The video was directed by our now good friend Tom Cronin.  Even though we hadn’t actually met before filming begun, we clicked instantly. It was an absolute pleasure to work with him.

I think the best thing about the shoot, however, was the location we were using.  We managed to rent out an abandoned military base near Bournemouth for the night.  The location is mainly used to film for TV and such.  I think we were the first to do a full band video there.

I’ll always remember the owner of the studios coming up to us literally just before we started shooting to tell us that if we were too loud, that there was a pissed off old man across the way that would set his dogs on us!


Moving on to the live arena, what have been some of your favourite gigs?

Any one where things go well!  We have a general curse in this band where if we are playing an important show then something will have to go wrong.  Snapped strings, faulty kick pedals, busted monitors… You name it!

We always seem to enjoy playing in Cardiff though.  You generally get treated very well in Wales and we always seem to get a warm welcome when we play there.  We also played an insanely good show in our hometown back in March. And any show with Dyscarnate, Ancient Ascendant, Dead Beyond Buried or The Bridal Procession is likewise always going to guarantee some shenanigans.


Ok, so last two questions: what does the recent future hold for you guys ?

We’ve actually got a few pretty exciting months ahead of us. We’ll be sharing a stage with Decapitated this October on the Winchester date of their upcoming UK tour. Not only is this an opportunity to play a show with one of the bands that got us into this sub-genre but the venue in which we’re playing with them is only 150+ capacity! It will probably be one of the most intimate shows they are ever likely to play so we’re obviously really excited about that.

We’ve also got plans for a few shows in November with Latitudes and we’ll be touring the UK and Ireland in January with our friends in Dyscarnate and unholy death metallers Aeon! All of this while simultaneously trying to complete the writing process for the next record. Plans are to go into the studio to record that next year but we want to get on the road a lot more before then. So keep your eyes and ears peeled!


And finally, something I always try to ask bands at the end of their interview, what other bands would you personally recommend we check out?

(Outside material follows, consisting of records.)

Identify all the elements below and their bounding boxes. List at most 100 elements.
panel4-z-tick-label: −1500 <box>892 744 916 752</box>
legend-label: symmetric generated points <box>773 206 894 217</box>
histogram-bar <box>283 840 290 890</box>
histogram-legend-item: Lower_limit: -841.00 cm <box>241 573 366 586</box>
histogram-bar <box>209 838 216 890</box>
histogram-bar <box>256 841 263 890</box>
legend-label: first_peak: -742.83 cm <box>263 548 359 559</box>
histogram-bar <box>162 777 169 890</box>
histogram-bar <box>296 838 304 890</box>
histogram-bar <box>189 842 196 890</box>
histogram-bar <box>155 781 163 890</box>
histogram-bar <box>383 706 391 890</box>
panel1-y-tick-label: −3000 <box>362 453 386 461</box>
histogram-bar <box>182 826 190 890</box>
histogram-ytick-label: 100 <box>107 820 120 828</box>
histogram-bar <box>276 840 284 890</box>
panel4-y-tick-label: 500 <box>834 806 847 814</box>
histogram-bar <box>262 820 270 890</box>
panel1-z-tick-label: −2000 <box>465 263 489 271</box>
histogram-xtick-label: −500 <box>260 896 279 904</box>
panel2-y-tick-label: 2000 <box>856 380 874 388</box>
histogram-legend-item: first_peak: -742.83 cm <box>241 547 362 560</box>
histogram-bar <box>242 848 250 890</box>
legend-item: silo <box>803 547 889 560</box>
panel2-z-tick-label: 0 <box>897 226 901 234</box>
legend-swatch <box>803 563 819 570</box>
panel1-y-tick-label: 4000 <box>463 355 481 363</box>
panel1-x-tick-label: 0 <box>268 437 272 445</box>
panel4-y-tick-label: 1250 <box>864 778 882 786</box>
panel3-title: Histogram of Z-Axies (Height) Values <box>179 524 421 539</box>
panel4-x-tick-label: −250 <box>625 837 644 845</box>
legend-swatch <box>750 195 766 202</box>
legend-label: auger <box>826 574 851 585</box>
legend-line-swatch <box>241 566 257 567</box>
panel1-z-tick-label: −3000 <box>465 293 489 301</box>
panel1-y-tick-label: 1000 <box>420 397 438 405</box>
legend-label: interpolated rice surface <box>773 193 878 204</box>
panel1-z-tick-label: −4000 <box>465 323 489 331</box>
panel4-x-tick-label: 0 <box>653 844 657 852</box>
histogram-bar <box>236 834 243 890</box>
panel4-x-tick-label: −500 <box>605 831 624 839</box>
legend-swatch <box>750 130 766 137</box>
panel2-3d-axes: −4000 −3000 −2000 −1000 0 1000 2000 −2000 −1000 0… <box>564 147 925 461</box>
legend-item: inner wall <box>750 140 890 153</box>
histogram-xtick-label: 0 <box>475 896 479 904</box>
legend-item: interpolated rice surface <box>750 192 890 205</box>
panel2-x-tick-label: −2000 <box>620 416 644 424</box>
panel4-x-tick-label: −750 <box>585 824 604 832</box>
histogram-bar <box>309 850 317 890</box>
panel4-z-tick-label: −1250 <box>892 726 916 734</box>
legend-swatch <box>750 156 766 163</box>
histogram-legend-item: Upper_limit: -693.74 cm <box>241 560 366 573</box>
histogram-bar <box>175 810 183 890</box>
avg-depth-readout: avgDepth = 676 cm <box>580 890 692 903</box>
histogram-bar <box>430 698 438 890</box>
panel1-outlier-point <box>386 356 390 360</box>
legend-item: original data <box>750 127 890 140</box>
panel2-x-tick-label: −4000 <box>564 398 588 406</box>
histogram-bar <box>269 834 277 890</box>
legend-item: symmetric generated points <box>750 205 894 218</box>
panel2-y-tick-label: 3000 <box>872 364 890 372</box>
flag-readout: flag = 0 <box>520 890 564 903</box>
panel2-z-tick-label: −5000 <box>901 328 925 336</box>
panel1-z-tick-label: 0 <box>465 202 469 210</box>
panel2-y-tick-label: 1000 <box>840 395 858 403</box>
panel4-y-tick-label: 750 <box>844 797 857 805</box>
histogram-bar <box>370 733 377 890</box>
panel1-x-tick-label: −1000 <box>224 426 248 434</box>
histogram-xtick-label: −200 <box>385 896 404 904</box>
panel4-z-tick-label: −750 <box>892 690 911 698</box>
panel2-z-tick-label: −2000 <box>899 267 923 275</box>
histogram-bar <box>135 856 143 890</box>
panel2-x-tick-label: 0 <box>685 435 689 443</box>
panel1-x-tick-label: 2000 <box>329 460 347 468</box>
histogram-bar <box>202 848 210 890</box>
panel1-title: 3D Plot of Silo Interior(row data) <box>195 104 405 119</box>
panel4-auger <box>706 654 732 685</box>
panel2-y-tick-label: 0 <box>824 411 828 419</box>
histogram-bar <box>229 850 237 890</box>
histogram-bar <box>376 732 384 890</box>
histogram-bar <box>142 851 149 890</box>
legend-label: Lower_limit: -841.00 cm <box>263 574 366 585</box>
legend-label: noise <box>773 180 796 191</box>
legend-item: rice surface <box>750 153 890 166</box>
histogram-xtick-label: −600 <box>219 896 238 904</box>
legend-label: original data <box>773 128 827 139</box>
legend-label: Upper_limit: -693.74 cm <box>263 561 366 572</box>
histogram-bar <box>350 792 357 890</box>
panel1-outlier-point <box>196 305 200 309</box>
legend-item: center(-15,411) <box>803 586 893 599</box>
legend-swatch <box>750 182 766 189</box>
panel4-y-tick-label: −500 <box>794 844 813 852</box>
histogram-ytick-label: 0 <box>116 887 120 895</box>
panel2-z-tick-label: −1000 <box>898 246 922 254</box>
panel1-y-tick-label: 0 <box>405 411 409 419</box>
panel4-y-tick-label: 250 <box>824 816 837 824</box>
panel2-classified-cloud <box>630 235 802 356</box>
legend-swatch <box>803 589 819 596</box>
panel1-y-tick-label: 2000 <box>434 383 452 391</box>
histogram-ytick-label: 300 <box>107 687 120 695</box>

I think collectively we would have to say these guys: Dyscarnate, Latitudes, Eagleburner, The Bridal Procession, Ancient Ascendant, Slabdragger, Cult Cinema, Dead Beyond Buried, Altar Of Plagues, Saturnian, Dragged Into Sunlight, and Light Bearer (there really is a shit load more but these are the first ones that came to mind).

Have a good listen to any of these guys and we promise that you will not be disappointed.


  1. Andy, you’re going to bankrupt me with all these amazing British bands you drag out of the graveyard and into NCS’ tiny but briliiant spotlight! Spires, Talanas, Ancient Ascendant, Bloodshot Dawn, and this crew have released soe of the best albums of the past two years, but if not for your diligent forays into British metal, I never would have heard any of them. So, a hearty thanks for your yeoman work on this front – while my pocketbook hates you, my ears are your biggest fans.